Analysis of MPW's business reveals it to be supremely resistant to the near-term environmental hazards. As MPW proves itself resilient to these risks, expect the associated price dip to be reversed. In the return to its pre-scare price, MPW is poised to provide shareholders with 28% upside. In the longer term, its growth prospects from the built-in escalators and acquisitions lend materially more upside. I would not be surprised to see $20 by 2015.

While I am strongly bullish on MPW, it would be unfair to present the buy thesis without giving appropriate time to the risks.

Risks and concerns

As much of this article was about how resistant MPW is to the typical hazards of the healthcare industry, it seems to have substantially less risk of this type than its peers. However, there are some risks unique to MPW that should be addressed.

Arguably, its greatest risk is a complete lack of diversification. Its properties are heavily concentrated in the hospital subsector of healthcare and its primary operators make up a sizable portion of its revenues. Thus, adverse events affecting either hospitals or one of its operators specifically could pose a major threat to MPW going forward.

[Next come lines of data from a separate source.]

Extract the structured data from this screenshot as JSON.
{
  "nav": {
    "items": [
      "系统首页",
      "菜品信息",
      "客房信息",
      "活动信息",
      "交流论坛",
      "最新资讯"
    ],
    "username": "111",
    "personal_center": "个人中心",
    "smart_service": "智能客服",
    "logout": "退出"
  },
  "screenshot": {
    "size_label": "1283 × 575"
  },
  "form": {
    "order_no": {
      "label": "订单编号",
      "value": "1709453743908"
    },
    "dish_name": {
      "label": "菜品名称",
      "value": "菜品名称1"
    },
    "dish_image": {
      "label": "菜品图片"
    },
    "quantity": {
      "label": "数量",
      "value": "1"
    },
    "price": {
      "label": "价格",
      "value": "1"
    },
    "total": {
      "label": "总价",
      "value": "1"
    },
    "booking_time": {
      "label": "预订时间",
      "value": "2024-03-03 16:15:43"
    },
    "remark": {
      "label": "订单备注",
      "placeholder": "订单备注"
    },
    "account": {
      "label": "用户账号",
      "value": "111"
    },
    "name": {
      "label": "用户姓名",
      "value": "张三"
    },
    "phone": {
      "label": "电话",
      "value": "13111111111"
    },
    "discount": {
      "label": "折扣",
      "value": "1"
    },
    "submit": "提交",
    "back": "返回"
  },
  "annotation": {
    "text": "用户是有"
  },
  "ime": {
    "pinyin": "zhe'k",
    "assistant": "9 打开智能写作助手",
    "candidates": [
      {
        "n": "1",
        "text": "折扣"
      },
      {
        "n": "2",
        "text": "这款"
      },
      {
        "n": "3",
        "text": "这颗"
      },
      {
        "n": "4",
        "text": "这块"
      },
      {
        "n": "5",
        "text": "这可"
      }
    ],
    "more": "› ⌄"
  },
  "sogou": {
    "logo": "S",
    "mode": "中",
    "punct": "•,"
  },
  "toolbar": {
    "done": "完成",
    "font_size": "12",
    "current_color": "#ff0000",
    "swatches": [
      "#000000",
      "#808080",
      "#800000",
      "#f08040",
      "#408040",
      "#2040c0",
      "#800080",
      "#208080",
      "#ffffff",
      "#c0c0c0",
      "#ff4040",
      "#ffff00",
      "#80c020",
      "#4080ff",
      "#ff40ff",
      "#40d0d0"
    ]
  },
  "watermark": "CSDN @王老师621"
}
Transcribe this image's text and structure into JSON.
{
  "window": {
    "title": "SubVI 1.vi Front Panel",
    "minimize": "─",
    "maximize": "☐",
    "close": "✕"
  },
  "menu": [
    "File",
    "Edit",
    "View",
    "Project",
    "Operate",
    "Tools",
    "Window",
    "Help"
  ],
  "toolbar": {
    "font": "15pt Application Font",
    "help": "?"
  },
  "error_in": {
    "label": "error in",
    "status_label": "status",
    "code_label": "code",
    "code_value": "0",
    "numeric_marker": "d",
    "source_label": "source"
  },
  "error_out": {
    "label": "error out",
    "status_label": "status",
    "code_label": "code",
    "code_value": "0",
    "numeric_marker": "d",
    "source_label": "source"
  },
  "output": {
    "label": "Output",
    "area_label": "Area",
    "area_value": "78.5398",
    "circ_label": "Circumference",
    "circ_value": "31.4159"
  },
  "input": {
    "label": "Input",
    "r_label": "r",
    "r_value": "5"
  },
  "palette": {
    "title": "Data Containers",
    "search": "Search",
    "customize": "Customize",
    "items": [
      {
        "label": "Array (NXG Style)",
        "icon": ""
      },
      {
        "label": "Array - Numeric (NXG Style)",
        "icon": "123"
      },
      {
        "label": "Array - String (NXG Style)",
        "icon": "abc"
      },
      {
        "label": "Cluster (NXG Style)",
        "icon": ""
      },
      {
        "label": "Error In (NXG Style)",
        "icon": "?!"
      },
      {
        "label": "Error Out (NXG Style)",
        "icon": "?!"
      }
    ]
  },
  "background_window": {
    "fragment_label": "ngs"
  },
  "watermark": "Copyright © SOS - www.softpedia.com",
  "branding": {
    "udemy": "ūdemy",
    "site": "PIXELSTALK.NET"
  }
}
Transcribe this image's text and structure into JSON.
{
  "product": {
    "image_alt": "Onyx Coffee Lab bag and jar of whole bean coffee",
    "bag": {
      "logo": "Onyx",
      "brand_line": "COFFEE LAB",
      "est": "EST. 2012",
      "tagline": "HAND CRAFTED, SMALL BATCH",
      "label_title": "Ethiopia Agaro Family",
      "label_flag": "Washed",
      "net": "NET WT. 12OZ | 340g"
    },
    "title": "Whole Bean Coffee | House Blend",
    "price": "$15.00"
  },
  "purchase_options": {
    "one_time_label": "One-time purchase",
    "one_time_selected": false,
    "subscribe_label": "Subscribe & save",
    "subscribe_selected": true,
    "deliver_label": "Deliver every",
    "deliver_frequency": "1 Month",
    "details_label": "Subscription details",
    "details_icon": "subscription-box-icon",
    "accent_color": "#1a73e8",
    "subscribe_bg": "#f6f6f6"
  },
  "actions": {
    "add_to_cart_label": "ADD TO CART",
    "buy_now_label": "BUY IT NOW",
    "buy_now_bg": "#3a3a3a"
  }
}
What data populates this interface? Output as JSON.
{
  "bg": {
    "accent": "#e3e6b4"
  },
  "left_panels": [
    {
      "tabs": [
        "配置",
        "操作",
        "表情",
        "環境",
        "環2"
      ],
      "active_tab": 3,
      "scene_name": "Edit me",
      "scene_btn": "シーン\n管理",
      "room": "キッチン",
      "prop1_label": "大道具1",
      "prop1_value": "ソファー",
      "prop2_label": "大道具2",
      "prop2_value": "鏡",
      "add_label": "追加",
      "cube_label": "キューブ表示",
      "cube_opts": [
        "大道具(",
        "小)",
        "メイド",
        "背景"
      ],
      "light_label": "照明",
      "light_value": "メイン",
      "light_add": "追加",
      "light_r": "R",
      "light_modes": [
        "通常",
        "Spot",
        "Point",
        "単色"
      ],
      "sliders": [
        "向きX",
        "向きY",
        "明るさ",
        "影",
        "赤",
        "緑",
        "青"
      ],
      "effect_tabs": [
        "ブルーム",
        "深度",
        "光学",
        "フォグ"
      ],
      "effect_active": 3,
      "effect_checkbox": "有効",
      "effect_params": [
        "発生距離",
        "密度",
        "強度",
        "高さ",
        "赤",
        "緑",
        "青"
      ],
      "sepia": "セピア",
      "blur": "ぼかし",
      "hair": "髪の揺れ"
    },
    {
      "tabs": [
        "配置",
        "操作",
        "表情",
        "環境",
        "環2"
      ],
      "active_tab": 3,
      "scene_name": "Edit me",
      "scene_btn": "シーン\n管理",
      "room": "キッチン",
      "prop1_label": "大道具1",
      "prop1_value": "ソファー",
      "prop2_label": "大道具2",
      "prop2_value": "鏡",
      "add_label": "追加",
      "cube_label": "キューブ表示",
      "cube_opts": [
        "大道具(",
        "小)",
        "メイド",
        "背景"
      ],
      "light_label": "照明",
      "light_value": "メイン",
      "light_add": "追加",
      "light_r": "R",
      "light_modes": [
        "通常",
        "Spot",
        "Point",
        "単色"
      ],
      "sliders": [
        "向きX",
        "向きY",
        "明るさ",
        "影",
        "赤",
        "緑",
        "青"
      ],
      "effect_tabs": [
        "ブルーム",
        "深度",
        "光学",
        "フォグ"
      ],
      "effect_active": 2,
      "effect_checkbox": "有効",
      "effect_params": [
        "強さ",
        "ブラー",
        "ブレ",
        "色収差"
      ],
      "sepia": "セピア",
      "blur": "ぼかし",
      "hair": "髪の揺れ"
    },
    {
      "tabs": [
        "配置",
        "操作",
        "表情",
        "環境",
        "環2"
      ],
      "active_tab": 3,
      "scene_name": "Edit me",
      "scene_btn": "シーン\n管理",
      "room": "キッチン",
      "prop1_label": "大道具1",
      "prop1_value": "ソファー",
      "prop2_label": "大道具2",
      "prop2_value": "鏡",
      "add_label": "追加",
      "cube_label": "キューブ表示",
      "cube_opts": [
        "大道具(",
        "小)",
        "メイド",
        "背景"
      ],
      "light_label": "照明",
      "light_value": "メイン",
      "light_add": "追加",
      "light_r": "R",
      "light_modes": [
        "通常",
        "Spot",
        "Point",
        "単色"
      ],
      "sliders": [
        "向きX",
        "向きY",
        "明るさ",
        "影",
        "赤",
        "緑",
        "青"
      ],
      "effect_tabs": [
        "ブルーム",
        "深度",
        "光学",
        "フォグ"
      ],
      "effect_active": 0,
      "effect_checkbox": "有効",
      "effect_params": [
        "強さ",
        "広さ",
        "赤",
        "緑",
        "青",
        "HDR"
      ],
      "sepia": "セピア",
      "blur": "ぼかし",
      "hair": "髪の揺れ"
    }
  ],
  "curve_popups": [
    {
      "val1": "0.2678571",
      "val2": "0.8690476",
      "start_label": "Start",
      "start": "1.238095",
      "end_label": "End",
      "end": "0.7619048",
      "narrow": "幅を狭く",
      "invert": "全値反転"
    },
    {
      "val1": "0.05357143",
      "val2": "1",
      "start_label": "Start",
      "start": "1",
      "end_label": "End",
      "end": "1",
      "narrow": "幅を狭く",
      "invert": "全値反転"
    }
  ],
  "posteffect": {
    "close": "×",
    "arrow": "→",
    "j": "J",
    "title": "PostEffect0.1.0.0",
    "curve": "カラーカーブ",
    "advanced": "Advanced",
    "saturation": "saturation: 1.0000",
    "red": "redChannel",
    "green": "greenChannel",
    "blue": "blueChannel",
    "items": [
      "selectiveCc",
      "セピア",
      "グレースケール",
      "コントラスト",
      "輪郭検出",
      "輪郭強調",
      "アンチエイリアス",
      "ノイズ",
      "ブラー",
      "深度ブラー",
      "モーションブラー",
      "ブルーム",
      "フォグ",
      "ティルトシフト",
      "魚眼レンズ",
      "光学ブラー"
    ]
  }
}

This risk is substantial and should concern everyone invested in MPW, but I believe there is a strong remedy to the problem. Rather than avoiding MPW for its lack of diversification, investors can mitigate the risk by balancing its exposure with other holdings. Simultaneous holding of other healthcare REITs operating in the SNF, senior housing or MOB segments reduce the hospital and operator concentration of holding MPW alone. MPW makes an excellent pair with other healthcare REITs as it is largely resistant to the risks of the sector so the risks would be uncorrelated.

A second concern is that the sellers of hospital properties may refuse to sell at higher cap rates as would be typical in a rising rate environment. If this were to happen, MPW's growth pipeline could be reduced in magnitude and/or delayed. Consequently, the anticipated FFO/share growth could come in smaller or later.

The bottom line

Medical Properties Trust is not given enough credit for the stability of its portfolio and strength of its management. As it demonstrates resilience in the face of the present environmental hazards, I believe the market will stop attributing such a large discount. It has traded down to 11.2X FFO which is massively underpriced for a company of such quality in a sector that on average goes for closer to 16 to 17X FFO. This mispricing represents an opportunistic entry point into a high quality stock with substantial upside and less risk than its peers.

Additional Disclosure: 2nd Market Capital and its affiliated accounts are long MPW. I am personally long MPW. This article is for informational purposes only. It is not a recommendation to buy or sell any security and is strictly the opinion of the writer.

Disclosure: I am long MPW. I wrote this article myself, and it expresses my own opinions. I am not receiving compensation for it (other than from Seeking Alpha). I have no business relationship with any company whose stock is mentioned in this article.